In seiner ersten Pressekonferenz erläuterte Ibrahim Olgun, der neue Präsident der Islamischen Glaubensgemeinschaft in Österreich, seine Ziele und Vorstellungen. Er möchte damit zeigen, dass Muslime in der Mitte der Gesellschaft stehen.

Eine Neuausrichtung der Islamischen Glaubensgemeinschaft in Österreich (IGGiÖ) will deren neuer Präsident Ibrahim Olgun vornehmen. Bei seiner ersten Pressekonferenz kündigte er am Montag in Wien Qualitätsverbesserungen beim islamischen Religionsunterricht sowie der Seelsorge in Krankenhäusern und Gefängnissen an. Außerdem soll die Vision einer muslimischen Einrichtung, die parallel zu katholischer Caritas und evangelischer Diakonie wirkt, Wirklichkeit werden. Die Einrichtung soll bestehendes humanitäres Engagement der Muslime etwa bei der Aufnahme und Integration von Flüchtlingen vernetzen. Generelles Ziel sei eine "starke und transparente" Religionsvertretung, die durch ihre Arbeit zeige, dass die Muslime in Österreich in der Mitte der Gesellschaft stehen, sagte der IGGiÖ-Präsident.

Bildungsarbeit

Ein Hauptaugenmerk legt Olgun auf den Bildungsbereich. So soll beim islamischen Religionsunterricht, den nach IGGiÖ-Angaben im vergangenen Schuljahr österreichweit mehr als 71.000 Schüler besucht haben, eine Qualitätssteigerung erfolgen. Dazu zählen etwa weitere Verbesserungen bei den Deutschkenntnissen. Schon jetzt hätten aber 90 Prozent der Islamischen Religionslehrer das fast muttersprachliche C1-Niveau erreicht, betonte Olgun. Generell wolle die IGGiÖ bei der Bestellung von Religionslehrern künftig aber noch genauer hinschauen und sensibler vorgehen, kündigte der 29-Jährige an.

Mit dem neuen Studienjahr werden islamische Religionslehrer in einer Kooperation der IRPA und der Kirchlichen Pädagogischen Hochschule (KPH) Wien/Krems ausgebildet. Für Olgun ist dies ein "Vorbildprojekt für ganz Europa". Mit der Universität Wien gebe es zudem eine "sehr konstruktive" Zusammenarbeit bei der Vorbereitung des neuen islamischen theologischen Grundlagenstudiums an der Universität Wien, das im kommenden Jahr starten soll.

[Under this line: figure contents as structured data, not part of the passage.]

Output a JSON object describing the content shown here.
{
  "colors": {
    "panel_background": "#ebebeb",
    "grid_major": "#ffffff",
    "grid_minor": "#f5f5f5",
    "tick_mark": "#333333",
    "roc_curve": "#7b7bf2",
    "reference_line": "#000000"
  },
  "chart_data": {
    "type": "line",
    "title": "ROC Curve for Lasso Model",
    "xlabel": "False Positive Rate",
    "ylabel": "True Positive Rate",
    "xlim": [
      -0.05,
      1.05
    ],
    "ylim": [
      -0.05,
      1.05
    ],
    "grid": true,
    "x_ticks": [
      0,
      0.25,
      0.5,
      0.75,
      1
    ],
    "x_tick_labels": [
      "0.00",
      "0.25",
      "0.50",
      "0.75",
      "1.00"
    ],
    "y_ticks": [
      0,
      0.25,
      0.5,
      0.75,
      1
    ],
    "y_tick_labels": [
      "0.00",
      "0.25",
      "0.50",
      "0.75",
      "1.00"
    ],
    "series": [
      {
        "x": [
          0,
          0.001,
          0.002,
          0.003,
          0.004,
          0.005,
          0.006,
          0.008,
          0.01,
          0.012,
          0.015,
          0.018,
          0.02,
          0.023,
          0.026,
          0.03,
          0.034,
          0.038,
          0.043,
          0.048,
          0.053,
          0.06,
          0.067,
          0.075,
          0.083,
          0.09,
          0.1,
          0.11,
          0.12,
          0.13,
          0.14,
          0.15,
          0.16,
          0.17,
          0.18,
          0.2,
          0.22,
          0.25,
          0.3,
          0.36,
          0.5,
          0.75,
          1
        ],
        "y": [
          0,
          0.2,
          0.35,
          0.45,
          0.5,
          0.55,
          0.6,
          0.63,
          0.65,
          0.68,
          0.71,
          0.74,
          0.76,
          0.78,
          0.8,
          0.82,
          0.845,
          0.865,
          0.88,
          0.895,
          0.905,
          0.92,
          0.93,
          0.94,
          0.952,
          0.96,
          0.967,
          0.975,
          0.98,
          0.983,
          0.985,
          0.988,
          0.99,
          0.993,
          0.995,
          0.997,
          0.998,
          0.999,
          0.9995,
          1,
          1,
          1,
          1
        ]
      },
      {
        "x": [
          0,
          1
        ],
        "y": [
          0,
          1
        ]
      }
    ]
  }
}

Weiteres Ziel ist der Ausbau der derzeit ehrenamtlich getragenen muslimischen Krankenhaus- und Gefangenenseelsorge. Hier setzt IGGiÖ-Präsident Olgun auf Basis des Islamgesetzes auf finanzielle Unterstützung vom Staat, um eine Professionalisierung herbeizuführen. Konkret geht es um die Finanzierung von drei bis vier hauptamtlichen Seelsorgestellen in Krankenhäusern und weiteren vier bis fünf in Gefängnissen. Die Glaubensgemeinschaft will außerdem eine Einrichtung zur Resozialisierung von entlassenen Muslimen aufbauen.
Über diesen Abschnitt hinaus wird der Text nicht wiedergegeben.